Aynı çevreler, bununla ilintili olarak, TBMM Başkanı Köksal Toptan’ın profiline yakın, yani tüm partilerin üzerinde mutabık kalacağı bir isim yerine AKP’nin iki numarası Abdullah Gül’ün Çankaya’ya çıkmış olmasıyla bu krize zemin yaratıldığını ileri sürüyorlar. Bu iddianın son günlerde iktidar partisi içinde de yankı bulduğunu gözlüyoruz.
Gül’ün sorumluluğu
Yazdıklarımı ve televizyonlarda yaptığım yorumları izleyenler bilir. Gül’ün Çankaya’ya çıkmasının bir kriz nedeni olmadığını, hatta tam tersine muhafazakâr kitlelerin laik cumhuriyetle aralarındaki sorunları azaltma ve hatta giderme imkanı sağlayabileceği için bir fırsat olabileceğini savundum. 1991’de aktif siyasete atıldığı andan itibaren yakından izlemeye çalıştığım Gül’ün siyasi birikimi, kişiliği ve üslubunun buna izin verebileceğini birçok kez vurguladım.
Dolayısıyla “Gül Cumhurbaşkanı olmasaydı kriz çıkmazdı” önermesine katılmıyorum. Ama “Gül ne yaparsa yapsın krizi engelleyemezdi” diyenleri de haklı bulmuyorum. Gül “geliyorum” diyen krizi pekala önleyebilirdi. Çünkü son yaşadığımız krizin miladı, TBMM’deki türban düzenlemeleridir. Eğer AKP’lilerin gözleri, MHP’nin “biz varız” sözüyle kamaşmış olmasaydı bu kriz en azından gecikirdi. Diyelim ki AKP geri adım atmadı, Gül bu düzenlemeyi bir şekilde Meclis’e geri gönderseydi AKP’yi bir ölçüde siyaseten zora sokmuş olurdu ancak bugünkü gibi çözümü imkansız bir krizin de önünü almış olurdu. Böyle bir gelişme, “şike yapıyor” diyecek küçük bir azınlık dışında, AKP’ye oy vermemiş kesimleri de bazı (ön)yargılarını gözden geçirmeye sevk ederdi.
YÖK tercihi
Eğer Gül, YÖK’ün başına kimsenin -belki kendisinin de- pek tanımadığı Prof. Yusuf Ziya Özcan yerine üniversite çevrelerinin bildiği, deneyimli ve güçlü anlamda tarafsız olduğu izlenimi veren birini atamış olsaydı da işler bambaşka gelişebilirdi. Çünkü öğrencilerinin “babacan” bulup sevdiğini duyduğumuz Prof. Özcan krizi çok kötü yöneterek krizi daha da derinleştirdi.
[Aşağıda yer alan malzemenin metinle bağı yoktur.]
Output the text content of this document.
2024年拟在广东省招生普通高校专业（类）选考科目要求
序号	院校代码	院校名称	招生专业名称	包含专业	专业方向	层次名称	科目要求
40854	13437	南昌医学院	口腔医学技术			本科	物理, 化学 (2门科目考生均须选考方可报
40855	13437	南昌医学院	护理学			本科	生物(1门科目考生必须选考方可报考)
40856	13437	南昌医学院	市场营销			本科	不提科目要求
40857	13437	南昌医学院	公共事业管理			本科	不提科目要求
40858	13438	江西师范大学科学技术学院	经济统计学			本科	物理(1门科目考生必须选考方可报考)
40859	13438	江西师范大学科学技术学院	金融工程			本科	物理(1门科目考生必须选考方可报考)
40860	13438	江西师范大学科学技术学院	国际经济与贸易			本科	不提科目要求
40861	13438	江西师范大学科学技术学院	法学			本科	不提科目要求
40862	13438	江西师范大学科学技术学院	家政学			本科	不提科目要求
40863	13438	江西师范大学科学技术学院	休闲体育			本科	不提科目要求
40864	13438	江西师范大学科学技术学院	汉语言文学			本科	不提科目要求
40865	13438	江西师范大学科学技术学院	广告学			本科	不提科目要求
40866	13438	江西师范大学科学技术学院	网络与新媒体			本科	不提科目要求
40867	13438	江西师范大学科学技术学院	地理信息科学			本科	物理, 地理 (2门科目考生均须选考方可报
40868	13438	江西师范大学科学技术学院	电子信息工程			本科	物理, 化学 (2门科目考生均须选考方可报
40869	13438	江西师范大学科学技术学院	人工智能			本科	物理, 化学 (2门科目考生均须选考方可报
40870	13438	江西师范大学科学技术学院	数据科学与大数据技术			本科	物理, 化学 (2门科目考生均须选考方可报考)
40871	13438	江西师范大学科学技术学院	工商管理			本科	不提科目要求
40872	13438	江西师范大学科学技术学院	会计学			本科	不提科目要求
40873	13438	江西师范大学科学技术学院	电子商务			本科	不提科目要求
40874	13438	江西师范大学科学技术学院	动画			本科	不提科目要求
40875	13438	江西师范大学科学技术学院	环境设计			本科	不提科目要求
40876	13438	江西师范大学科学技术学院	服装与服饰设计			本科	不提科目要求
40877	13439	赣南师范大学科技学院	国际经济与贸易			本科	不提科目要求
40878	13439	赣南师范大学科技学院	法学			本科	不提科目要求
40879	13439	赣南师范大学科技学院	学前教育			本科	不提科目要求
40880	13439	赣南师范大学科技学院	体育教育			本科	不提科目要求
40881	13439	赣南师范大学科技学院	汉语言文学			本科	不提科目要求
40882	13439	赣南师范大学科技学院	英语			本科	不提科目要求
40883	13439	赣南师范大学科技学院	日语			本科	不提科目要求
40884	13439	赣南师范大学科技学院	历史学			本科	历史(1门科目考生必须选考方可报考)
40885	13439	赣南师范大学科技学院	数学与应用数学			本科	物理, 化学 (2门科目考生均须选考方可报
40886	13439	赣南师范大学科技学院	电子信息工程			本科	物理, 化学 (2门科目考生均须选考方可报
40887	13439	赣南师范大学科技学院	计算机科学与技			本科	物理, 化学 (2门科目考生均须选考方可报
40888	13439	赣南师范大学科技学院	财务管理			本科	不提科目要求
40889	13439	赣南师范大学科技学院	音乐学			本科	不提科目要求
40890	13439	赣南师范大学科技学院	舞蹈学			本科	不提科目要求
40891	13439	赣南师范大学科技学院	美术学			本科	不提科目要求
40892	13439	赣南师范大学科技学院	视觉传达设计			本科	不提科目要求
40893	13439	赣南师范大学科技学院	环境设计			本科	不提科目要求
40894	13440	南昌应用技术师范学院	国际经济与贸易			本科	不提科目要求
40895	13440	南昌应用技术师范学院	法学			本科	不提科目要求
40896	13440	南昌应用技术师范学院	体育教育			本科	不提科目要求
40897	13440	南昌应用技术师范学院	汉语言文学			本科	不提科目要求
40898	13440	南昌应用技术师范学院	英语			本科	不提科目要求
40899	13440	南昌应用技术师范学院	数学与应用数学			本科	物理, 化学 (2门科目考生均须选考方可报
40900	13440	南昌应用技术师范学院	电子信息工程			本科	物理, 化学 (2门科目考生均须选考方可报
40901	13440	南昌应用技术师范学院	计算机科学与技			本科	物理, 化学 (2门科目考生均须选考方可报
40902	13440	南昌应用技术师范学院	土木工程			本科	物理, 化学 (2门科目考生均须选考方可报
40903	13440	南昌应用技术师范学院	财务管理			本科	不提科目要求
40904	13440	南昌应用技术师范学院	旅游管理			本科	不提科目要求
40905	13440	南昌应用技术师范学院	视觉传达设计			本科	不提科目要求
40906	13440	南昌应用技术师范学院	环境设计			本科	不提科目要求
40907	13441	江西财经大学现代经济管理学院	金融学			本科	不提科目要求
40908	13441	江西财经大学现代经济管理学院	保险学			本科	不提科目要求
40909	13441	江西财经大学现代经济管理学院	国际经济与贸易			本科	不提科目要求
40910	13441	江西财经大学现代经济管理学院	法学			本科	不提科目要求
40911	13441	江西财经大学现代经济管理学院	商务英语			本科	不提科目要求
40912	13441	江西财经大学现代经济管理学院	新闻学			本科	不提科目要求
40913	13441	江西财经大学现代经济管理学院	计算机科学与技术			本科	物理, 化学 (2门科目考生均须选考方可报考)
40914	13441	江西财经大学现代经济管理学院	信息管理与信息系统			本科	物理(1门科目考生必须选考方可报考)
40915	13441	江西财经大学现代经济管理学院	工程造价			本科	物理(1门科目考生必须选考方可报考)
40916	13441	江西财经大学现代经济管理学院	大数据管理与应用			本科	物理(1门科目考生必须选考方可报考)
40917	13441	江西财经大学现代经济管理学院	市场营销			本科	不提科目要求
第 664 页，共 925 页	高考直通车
Gül’ün TOBB Başkanı Rifat Hisarcıklıoğlu öncülüğündeki bazı meslek kuruluşlarından türban krizinin çözümünde arabulucu olarak yararlanmak istediğini biliyoruz. Ama tabii ki bundan hiçbir sonuç elde edilemedi. Öte yandan Gül’ün, türban düzenlemesinin zamanlama ve yöntemine itiraz eden bazı liberal ve sol aydınların -ki bazılarını kişisel dostu olarak Çankaya sofralarında ağırlamıştı- itirazlarını pek kaale aldığını da duymadık.
Dışişleri Bakanlığı’nın son günlerinde Gül’e özel bir sohbetimizde partisinin Cumhuriyet mitinglerine neden antipatik baktığını, bunlara katılan kitlelerin kaygı ve beklentilerini niye önemsemediklerini sormuştum. O da bana kişisel olarak kendisinin o kesimlerle bir sorunu olmadığını, hatta miting alanlarına gidip onlarla birebir konuşabileceğini söylemişti. Çankaya’ya çıktıktan sonra Gül’ün sırtında laikliğe duyarlı kesimlerin hassasiyetlerine kulak kabartmak gibi bir yük de bindi. Ancak o “herkesin cumhurbaşkanı” olma yolunda bazı sembolik adımlar dışında çok ciddi çıkışlar yapmadı.
Gül’den ne yapıp edip CHP ve lideri Baykal’la birtakım köprüler atmasını da, şahsen boşuna bekledim. Kuşkusuz Baykal’ın hırçın ve uzlaşmaz tutumu da fazlasıyla eleştiriyi hak ediyor ancak Gül artık AKP’nin iki numarası değil, devletin bir numarası. Türkiye’deki birçok sorunun temelinde iktidar partisiyle ana muhalefet arasında hiçbir diyalog mekanizmasının bulunmadığını herhalde çok iyi görüyordur. Ancak bunu giderecek adımlar üzerine kafa yormak yerine erken pes etti ve Baykal’ın kendisini AKP ile özdeşleştirmesine imkan tanıdı.
Sonuç olarak Gül’ün beni hayal kırıklığına uğrattığını söylemeyeceğim, çünkü az da olsa krizden çıkma imkanı hâlâ mevcut ve Gül’ün de hâlâ yapabileceği çok şey var.